Mais le mangeur peut aussi être semeur. En effet, Dieu nous invite à nous nourrir de sa Parole et de son Esprit, puis à devenir semeurs, à partager son œuvre de création, car sa Parole est Vie, puissance et action, qui accomplit un résultat et remplit une mission. Avec délicatesse Dieu nous rassure que sa parole n’est pas vaine, qu’elle ne “lui reviendra pas sans résultat”. Nous  n’avons donc pas à nous soucier de ce que produit sa Parole à travers nous. Mais quelle mission ? Isaïe nous fait aussi entendre que nous n’avons pas à connaître cette mission, ce résultat. Le risque serait grand que nous nous attribuions ces fruits, par orgueil. Si nous pouvons parfois voir et goûter les fruits de joie et de paix que la Parole de Dieu produit en nous, il ne nous appartient pas de savoir ce que produit la Parole de Dieu quand nous essayons de devenir semeurs: elle accomplit  “ce qui plaît à Dieu”.

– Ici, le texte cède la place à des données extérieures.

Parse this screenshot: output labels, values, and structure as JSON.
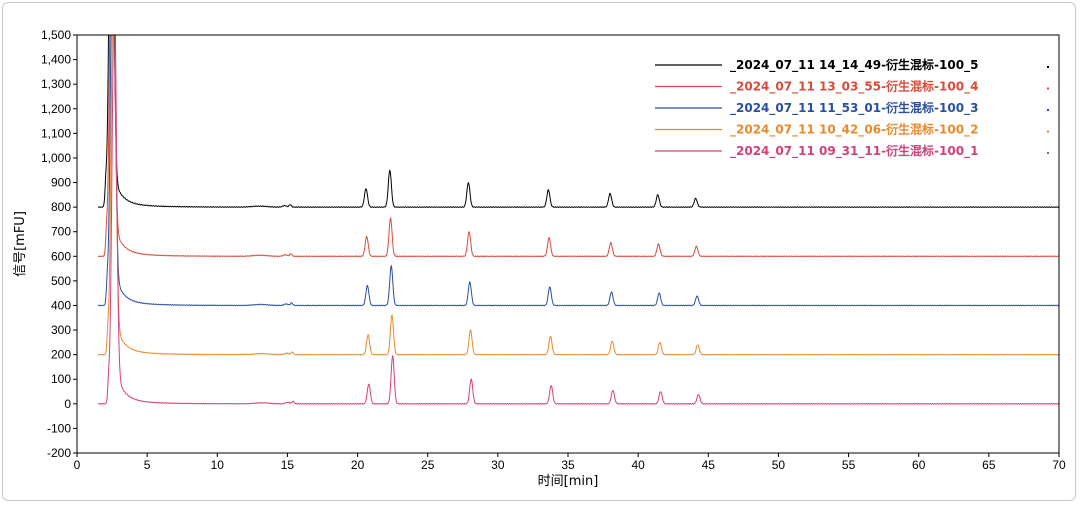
{
  "chart_data": {
    "type": "line",
    "xlabel": "时间[min]",
    "ylabel": "信号[mFU]",
    "xlim": [
      0,
      70
    ],
    "ylim": [
      -200,
      1500
    ],
    "x_ticks": [
      0,
      5,
      10,
      15,
      20,
      25,
      30,
      35,
      40,
      45,
      50,
      55,
      60,
      65,
      70
    ],
    "y_ticks": [
      -200,
      -100,
      0,
      100,
      200,
      300,
      400,
      500,
      600,
      700,
      800,
      900,
      1000,
      1100,
      1200,
      1300,
      1400,
      1500
    ],
    "y_tick_labels": [
      "-200",
      "-100",
      "0",
      "100",
      "200",
      "300",
      "400",
      "500",
      "600",
      "700",
      "800",
      "900",
      "1,000",
      "1,100",
      "1,200",
      "1,300",
      "1,400",
      "1,500"
    ],
    "grid": false,
    "legend_position": "top-right",
    "peaks": [
      {
        "time": 20.6,
        "heights": [
          75,
          80,
          80,
          80,
          80
        ]
      },
      {
        "time": 22.3,
        "heights": [
          150,
          155,
          160,
          160,
          195
        ]
      },
      {
        "time": 27.9,
        "heights": [
          100,
          100,
          95,
          100,
          100
        ]
      },
      {
        "time": 33.6,
        "heights": [
          70,
          75,
          75,
          75,
          75
        ]
      },
      {
        "time": 38.0,
        "heights": [
          55,
          55,
          55,
          55,
          55
        ]
      },
      {
        "time": 41.4,
        "heights": [
          50,
          50,
          50,
          50,
          50
        ]
      },
      {
        "time": 44.1,
        "heights": [
          35,
          40,
          38,
          40,
          38
        ]
      }
    ],
    "series": [
      {
        "name": "_2024_07_11  14_14_49-衍生混标-100_5",
        "color": "#000000",
        "offset": 800,
        "x_shift": 0.0
      },
      {
        "name": "_2024_07_11  13_03_55-衍生混标-100_4",
        "color": "#d94b3a",
        "offset": 600,
        "x_shift": 0.05
      },
      {
        "name": "_2024_07_11  11_53_01-衍生混标-100_3",
        "color": "#2b4f9e",
        "offset": 400,
        "x_shift": 0.1
      },
      {
        "name": "_2024_07_11  10_42_06-衍生混标-100_2",
        "color": "#e88a2c",
        "offset": 200,
        "x_shift": 0.15
      },
      {
        "name": "_2024_07_11  09_31_11-衍生混标-100_1",
        "color": "#d6407a",
        "offset": 0,
        "x_shift": 0.2
      }
    ]
  }
}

Ainsi,  la Parole de Dieu nous est offerte gratuitement, pour nous nourrir et affermir notre foi, et nous invite ensuite à devenir des semeurs qui marchent à la suite du Christ. Pour la recevoir, le Christ nous enseigne à travers ses disciples un peu déboussolés (comme nous souvent) que le jardin de notre cœur doit être une bonne terre : “La semence, c’est la parole de Dieu. (…) Et ce qui est tombé dans la bonne terre, ce sont ceux qui, ayant entendu la Parole dans un cœur bon et généreux, la retiennent, et portent du fruit par leur persévérance.”  (Luc 8, 4-15)

Malgré les difficultés du temps présent, ayons un cœur bon et généreux et demandons en ce temps de Carême la grâce de persévérer dans notre vie de foi pour que fleurisse et fructifie l’œuvre de Dieu sur nos terres.